The cinematographer also credits Gassner's design: "I remember lots of conversations about what the prison should be," Deakins says. "Somebody — and I don't know who, but it was probably Dennis — had a wonderful idea of a sort of fish in a bowl, with Javier in this glass box. But then contrast that with the world that the box is in — you have this very Victorian underground London, and then this very high-tech glass box. I thought it was a great idea, and I really don't know where it came from.

"Then you get to, well, how is it lit?" he continues. "Because if it's just a glass box in a space, then it won't stand out unless you put a spotlight on it. I thought, 'Well, that's pretty ridiculous.' So that's why it's got a built-in light in the ceiling. It seemed most natural to the architecture of that space, and separated the glass-box world from the underground bunker."

Burning down the house

Skyfall
Skyfall

Columbia Pictures Hot stuff: Raoul Silva (Javier Bardem) silhouetted against the burning eponymous house in 'Skyfall'

Skyfall's climax, set at Bond's eponymous childhood home in the Scottish Highlands, was "the most tricky thing for me" on the film, Deakins says. The complex sequence, which takes place as night falls, required combining different shots filmed at different locations, while ensuring that the lighting would remain consistent across cuts. This striking shot of Bardem's Silva silhouetted against the burning house — a Deakins stylistic signature of sorts — is a perfect example.

"That shot was done on a [sound]stage, and the burning house is an element we shot on location," the cinematographer explains, with the two combined through visual effects. "The trick," as Deakins puts it, was "matching the real burning house and the amount of atmosphere" from the location shoot on the stage. The creative team used an elaborate lighting rig to mimic the flickering flames, similar to what Deakins had done on Mendes' 2005 film Jarhead.

"I was really determined that on location, and then matching it on stage, the only light source would be the burning house. By then, I wanted total darkness," Deakins says.
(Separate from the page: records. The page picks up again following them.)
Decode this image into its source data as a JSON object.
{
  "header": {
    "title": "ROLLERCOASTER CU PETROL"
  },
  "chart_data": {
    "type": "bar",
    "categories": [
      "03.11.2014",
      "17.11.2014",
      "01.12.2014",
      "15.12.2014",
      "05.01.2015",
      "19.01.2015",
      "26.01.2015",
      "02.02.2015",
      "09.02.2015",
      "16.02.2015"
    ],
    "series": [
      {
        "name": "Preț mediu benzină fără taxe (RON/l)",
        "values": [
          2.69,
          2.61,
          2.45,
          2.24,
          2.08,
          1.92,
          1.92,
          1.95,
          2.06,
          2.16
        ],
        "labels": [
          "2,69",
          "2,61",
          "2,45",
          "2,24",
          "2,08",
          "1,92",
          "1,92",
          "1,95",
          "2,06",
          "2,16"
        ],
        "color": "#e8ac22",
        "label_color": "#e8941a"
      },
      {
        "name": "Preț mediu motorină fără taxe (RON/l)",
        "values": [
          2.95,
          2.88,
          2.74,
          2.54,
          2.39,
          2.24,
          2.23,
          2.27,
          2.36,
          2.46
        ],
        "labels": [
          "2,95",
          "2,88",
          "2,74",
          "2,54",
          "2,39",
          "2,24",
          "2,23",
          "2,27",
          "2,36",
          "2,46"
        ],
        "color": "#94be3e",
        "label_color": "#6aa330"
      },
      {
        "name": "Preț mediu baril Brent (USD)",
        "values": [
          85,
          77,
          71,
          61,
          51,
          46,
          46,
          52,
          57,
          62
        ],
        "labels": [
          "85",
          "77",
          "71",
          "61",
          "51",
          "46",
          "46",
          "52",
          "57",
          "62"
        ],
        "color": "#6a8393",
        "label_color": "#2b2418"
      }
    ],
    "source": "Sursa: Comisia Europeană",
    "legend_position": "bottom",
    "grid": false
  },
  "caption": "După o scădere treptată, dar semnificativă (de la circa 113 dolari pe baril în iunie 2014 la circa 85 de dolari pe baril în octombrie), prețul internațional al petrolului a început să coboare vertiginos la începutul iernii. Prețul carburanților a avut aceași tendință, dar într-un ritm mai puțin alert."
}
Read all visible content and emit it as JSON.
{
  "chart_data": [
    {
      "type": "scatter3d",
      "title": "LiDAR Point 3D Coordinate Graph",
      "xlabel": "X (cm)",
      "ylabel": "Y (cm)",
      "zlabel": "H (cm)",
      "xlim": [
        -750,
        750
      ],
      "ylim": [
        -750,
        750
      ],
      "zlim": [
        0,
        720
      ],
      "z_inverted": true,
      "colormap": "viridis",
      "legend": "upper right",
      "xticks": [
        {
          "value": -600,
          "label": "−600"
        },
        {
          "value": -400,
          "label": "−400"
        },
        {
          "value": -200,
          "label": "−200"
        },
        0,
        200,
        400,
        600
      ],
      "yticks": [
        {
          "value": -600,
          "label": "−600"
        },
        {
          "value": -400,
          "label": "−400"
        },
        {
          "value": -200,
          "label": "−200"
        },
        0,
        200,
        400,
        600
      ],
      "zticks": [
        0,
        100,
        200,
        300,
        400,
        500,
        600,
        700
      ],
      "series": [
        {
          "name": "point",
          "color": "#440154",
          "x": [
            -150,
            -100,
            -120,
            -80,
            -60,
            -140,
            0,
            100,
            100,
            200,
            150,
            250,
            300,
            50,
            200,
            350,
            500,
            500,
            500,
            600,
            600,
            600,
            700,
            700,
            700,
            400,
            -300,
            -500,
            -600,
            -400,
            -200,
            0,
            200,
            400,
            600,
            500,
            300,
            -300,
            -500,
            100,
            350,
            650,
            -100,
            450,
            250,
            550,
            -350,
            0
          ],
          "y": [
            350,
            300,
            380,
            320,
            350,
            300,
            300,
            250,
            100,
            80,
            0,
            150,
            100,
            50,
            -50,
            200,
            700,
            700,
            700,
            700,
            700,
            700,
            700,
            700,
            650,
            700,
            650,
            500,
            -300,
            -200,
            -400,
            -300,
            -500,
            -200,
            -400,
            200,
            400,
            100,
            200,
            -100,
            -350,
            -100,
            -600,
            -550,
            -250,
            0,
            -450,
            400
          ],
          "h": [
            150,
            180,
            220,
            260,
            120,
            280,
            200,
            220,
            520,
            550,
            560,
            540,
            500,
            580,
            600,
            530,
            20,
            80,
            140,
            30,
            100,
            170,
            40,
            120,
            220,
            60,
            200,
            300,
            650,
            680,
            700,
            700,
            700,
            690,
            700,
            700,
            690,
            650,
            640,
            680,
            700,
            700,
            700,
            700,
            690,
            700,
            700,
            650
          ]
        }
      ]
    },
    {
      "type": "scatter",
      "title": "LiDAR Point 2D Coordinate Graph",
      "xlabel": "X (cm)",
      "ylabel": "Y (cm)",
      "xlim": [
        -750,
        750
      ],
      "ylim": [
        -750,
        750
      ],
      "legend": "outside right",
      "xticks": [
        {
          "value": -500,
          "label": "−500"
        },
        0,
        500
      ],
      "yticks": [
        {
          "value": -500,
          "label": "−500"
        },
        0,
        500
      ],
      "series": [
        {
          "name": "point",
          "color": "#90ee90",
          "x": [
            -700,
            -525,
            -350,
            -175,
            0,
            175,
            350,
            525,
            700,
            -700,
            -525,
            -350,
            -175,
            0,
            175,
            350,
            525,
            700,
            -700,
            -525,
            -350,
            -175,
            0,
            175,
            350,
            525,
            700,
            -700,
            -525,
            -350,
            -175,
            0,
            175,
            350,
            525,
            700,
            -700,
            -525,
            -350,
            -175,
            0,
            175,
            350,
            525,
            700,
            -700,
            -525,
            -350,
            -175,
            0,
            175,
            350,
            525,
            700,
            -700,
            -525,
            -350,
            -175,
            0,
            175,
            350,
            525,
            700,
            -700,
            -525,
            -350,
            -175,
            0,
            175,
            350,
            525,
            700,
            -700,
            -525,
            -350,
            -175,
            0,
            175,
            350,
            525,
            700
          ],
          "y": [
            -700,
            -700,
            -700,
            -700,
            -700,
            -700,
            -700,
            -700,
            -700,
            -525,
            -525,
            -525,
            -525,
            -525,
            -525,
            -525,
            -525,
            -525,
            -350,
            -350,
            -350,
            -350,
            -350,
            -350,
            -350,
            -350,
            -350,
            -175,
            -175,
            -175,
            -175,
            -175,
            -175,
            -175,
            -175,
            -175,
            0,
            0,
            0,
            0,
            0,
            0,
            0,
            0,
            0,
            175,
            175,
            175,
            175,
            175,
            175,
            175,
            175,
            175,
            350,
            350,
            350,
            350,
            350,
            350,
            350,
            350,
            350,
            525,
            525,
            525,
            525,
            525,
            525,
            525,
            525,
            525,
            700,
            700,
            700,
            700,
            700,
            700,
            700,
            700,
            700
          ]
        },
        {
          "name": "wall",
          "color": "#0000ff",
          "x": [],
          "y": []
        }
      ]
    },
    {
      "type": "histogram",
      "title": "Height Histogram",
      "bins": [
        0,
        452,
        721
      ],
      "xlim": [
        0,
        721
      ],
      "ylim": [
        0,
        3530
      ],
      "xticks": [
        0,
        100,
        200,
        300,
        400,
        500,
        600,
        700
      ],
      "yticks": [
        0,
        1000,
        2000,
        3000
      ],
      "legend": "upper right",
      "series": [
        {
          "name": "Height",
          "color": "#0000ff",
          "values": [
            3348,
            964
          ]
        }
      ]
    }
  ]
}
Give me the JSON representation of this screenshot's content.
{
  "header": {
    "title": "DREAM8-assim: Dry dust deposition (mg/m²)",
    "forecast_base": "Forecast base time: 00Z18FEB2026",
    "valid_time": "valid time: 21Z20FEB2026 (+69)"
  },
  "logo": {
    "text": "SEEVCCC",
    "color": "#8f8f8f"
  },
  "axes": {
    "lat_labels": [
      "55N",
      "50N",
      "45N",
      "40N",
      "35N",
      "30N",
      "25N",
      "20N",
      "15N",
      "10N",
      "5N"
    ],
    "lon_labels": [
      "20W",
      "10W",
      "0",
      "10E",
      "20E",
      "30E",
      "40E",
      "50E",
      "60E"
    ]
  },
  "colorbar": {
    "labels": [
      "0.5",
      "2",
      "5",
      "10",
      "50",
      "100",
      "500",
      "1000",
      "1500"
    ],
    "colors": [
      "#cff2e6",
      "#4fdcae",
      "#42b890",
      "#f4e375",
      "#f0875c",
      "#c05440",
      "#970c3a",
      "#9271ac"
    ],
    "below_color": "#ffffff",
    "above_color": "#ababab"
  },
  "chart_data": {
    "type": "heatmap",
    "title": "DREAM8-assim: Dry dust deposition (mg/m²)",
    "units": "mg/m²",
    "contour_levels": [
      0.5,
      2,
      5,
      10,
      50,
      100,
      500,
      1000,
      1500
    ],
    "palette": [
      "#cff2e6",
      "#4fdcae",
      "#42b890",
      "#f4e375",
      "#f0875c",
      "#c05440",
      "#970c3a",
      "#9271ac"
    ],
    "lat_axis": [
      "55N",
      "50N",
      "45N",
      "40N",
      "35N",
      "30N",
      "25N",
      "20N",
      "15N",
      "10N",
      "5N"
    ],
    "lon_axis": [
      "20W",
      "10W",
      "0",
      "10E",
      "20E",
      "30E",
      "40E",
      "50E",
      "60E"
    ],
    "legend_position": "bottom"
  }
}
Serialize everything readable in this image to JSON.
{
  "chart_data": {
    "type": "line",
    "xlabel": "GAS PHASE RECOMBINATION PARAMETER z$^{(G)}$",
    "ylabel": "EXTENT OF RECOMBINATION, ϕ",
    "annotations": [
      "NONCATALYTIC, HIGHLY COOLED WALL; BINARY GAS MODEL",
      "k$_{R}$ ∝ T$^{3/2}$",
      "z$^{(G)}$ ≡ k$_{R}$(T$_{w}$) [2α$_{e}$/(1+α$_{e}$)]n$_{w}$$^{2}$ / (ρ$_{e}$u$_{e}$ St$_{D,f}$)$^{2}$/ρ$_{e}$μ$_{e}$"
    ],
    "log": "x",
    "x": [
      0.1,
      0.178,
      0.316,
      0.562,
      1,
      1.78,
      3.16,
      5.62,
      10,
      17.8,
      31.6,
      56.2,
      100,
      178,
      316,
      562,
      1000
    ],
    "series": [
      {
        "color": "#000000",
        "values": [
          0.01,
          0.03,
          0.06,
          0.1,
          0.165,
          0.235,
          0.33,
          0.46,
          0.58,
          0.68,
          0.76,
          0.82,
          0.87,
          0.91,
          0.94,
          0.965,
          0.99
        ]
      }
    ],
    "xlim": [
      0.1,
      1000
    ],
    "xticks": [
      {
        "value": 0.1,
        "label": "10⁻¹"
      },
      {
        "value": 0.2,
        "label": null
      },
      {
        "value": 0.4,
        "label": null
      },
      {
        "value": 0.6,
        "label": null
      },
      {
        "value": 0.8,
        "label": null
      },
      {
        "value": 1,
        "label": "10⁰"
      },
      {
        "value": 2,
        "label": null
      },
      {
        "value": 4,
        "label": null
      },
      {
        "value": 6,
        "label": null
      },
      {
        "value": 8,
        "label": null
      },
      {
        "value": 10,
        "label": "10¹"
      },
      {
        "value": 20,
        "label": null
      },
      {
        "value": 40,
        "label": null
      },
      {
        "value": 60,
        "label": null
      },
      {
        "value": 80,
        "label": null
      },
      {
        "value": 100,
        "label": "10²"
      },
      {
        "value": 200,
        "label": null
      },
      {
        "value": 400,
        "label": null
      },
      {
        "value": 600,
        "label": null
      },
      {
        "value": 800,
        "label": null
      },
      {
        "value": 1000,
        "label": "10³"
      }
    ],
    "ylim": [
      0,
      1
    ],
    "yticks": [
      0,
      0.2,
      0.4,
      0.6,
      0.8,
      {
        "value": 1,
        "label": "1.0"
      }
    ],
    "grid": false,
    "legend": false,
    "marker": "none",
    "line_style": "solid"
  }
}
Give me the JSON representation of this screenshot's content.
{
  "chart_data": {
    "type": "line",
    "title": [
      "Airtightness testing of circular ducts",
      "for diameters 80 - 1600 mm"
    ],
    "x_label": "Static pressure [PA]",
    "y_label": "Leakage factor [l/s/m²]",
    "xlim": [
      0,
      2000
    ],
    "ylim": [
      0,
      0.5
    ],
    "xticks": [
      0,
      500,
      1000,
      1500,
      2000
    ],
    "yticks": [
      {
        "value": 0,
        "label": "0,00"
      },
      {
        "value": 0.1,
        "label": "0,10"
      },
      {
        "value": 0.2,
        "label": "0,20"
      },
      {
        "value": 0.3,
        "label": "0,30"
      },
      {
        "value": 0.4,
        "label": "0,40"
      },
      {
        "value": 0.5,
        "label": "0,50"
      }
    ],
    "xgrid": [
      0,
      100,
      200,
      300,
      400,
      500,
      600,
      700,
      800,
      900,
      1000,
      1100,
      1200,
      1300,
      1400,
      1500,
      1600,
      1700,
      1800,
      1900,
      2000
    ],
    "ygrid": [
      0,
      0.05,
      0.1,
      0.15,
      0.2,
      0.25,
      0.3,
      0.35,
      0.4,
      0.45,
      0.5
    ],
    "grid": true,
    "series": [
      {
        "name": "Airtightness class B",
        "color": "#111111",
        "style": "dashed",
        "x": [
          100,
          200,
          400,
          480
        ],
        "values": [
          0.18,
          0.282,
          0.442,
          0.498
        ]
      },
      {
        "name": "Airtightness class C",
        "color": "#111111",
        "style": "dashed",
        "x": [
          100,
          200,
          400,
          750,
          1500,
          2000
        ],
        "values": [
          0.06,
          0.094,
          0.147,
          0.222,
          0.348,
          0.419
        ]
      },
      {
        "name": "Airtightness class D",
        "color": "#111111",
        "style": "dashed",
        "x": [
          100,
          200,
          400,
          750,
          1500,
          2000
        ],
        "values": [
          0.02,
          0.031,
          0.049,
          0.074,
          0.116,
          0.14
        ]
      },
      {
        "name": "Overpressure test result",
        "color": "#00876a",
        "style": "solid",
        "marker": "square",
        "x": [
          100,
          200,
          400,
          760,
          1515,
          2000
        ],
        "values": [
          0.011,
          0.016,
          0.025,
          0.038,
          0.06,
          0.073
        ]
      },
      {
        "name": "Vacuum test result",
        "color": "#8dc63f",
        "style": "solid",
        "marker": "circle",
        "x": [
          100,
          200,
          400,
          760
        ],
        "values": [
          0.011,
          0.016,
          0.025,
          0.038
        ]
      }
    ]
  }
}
However, "it's kind of a cheat, especially at the end, in the chapel," he adds with a laugh. "I mean, how you could really still have the burning house light the interior of a chapel — it's a bit of a stretch, but I thought it was better just to have that one light source."

Looking back on Skyfall nearly 10 years later, "I feel relieved that I got through it," Deakins says, laughing. "Not that it wasn't a great experience, but it seemed such a challenge, and you have your own expectations. I remember at the end of the shoot, I was relieved that I was pretty happy with most of it. And when I see it, I go, 'Yeah, that was alright, really.'" A statement as modest as his images aren't.